Abetz went on “I’d be very keen to see it progressed and the policy changed, or if they don’t do it voluntarily, then perhaps we need to go to some kind of discrimination tribunal.” While the updated policy expressly rules out leasing venues to “political parties for the purposes of electioneering and fundraising”, venues managed by the Perth Theatre Trust and fellow government body VenuesWest were hired out to WA Labor Party candidates and the party in the lead-up to the March election. Retiring Labor MP Peter Watson held both a Christmas concert for constituents late last year and his farewell in January at the Albany Entertainment Centre, while his successor in Albany, Rebecca Stephens, held an event at the venue just before the election. The Labor Party’s campaign launch was also held at the state-owned Perth Arena.

An updated version of the Perth Theatre Trust’s venue hire policy came into effect on 15 March, two days after the McGowan government recorded its overwhelming election win. The Perth Theatre Trust is responsible for a host of venues, including His Majesty’s Theatre, Perth Concert Hall, Subiaco Arts Centre and the State Theatre Centre of WA. The bulk of its funding comes from the state government, which contributed $14.76m in the 2020 financial year, almost double the $7.45m in revenue it generated over the same timeframe. The decision to block the ACL event drew a furious response from Albany mayor Dennis Wellington, who described the policy as draconian, discriminatory and financially irresponsible.

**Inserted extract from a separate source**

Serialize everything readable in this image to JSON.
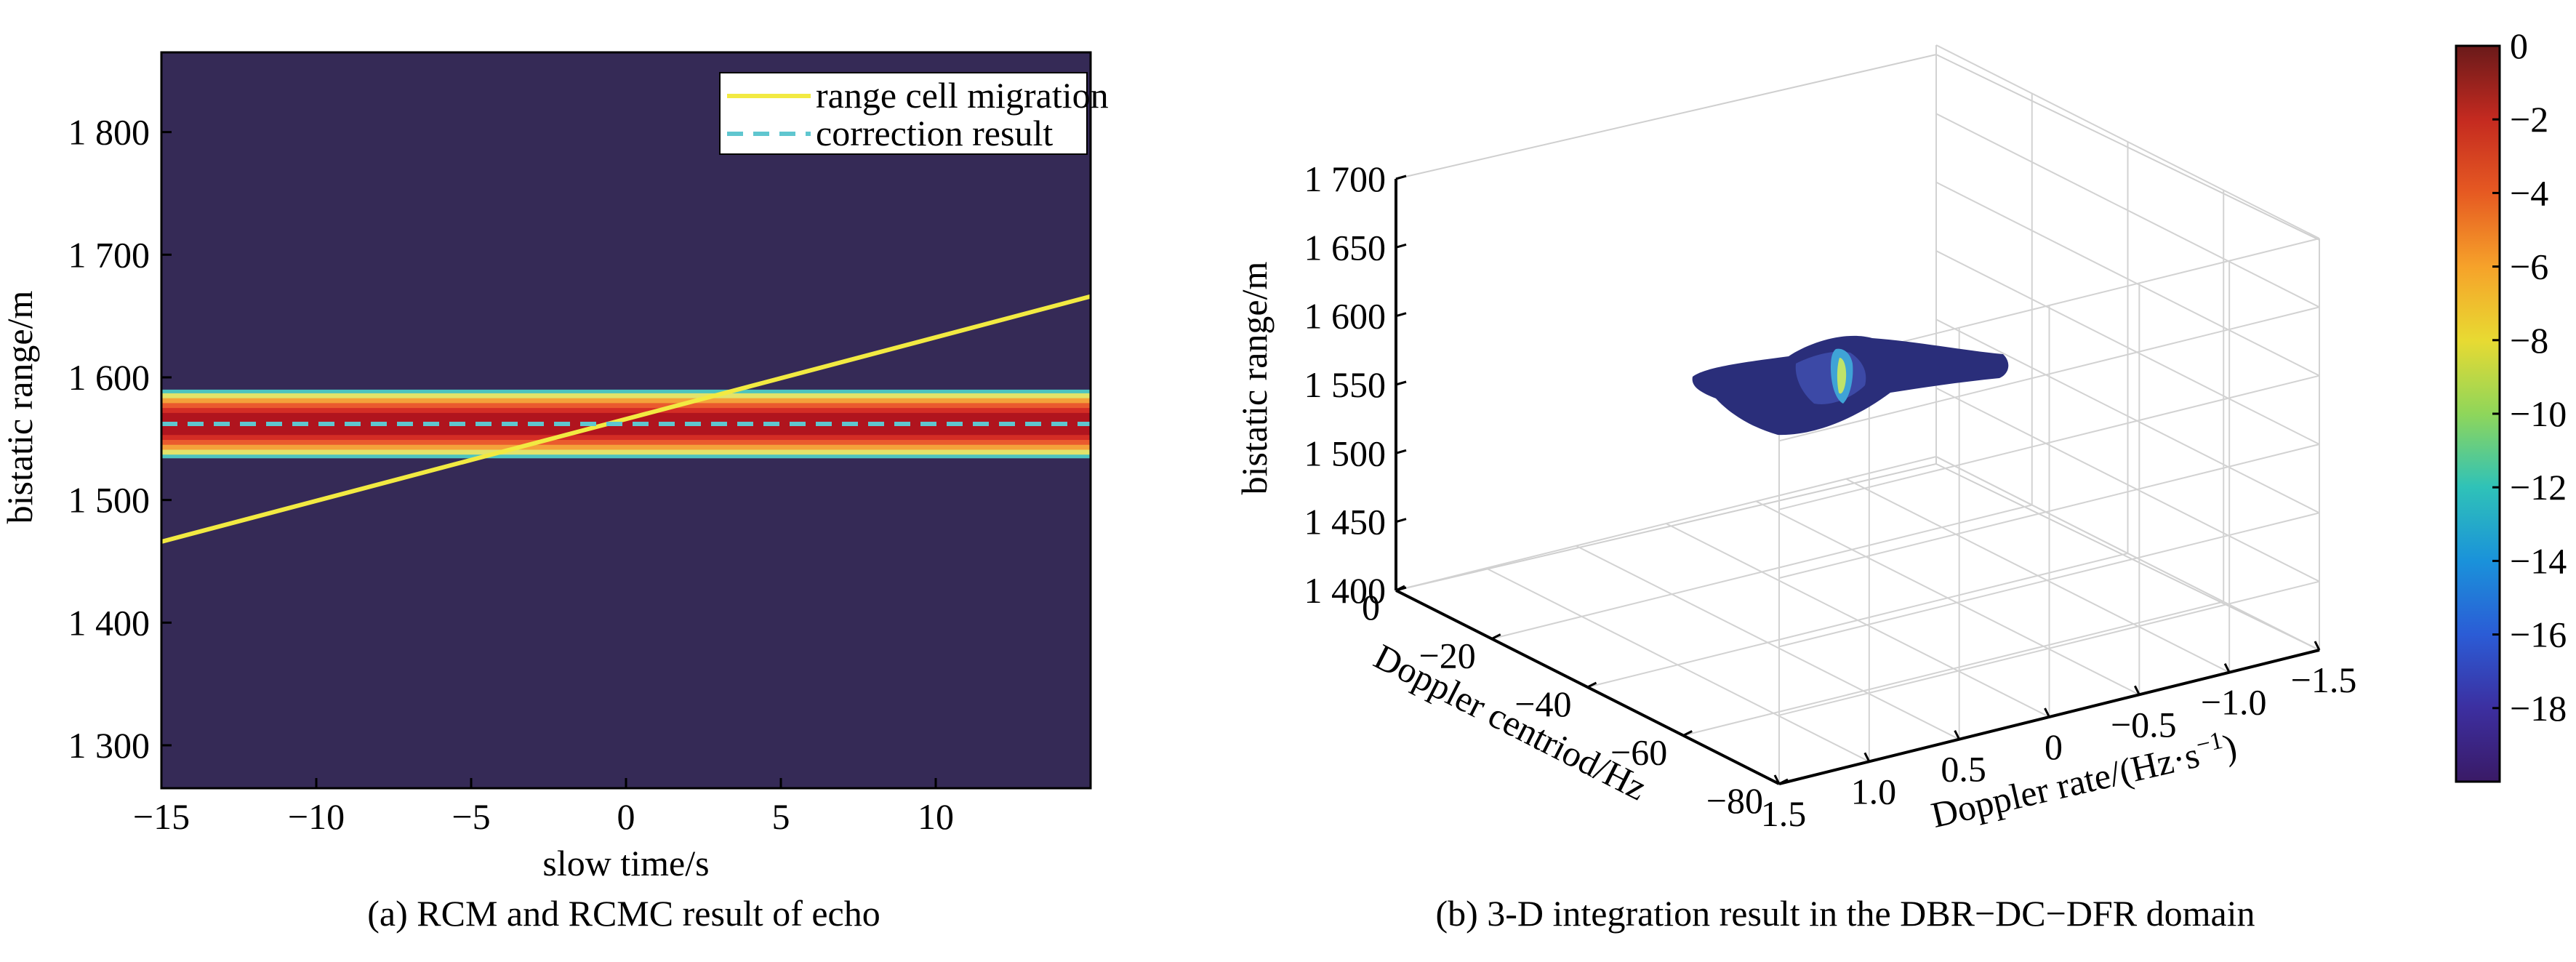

The city of Albany contributes $400,000 a year to maintaining the entertainment centre. Mr Wellington said he would raise the issue at the next meeting of the council. “The ACL are not illegal, they have a right to their opinion, and I cannot see a reason why they shouldn’t be allowed to use the damn thing.’’ WA Culture and Arts Minister David Templeman referred queries about the policy to the Perth Theatre Trust (PTT). A spokeswoman for Perth Theatre Trust said it hired out venues in accordance with its venue hire policy. “PTT is currently considering the specific matters raised by the Australian Christian Lobby,” she said. In subsequent news, the Western Australian Government has backed down. Their policy to cancel those who disagree has been rescinded in its entirety pending a full review.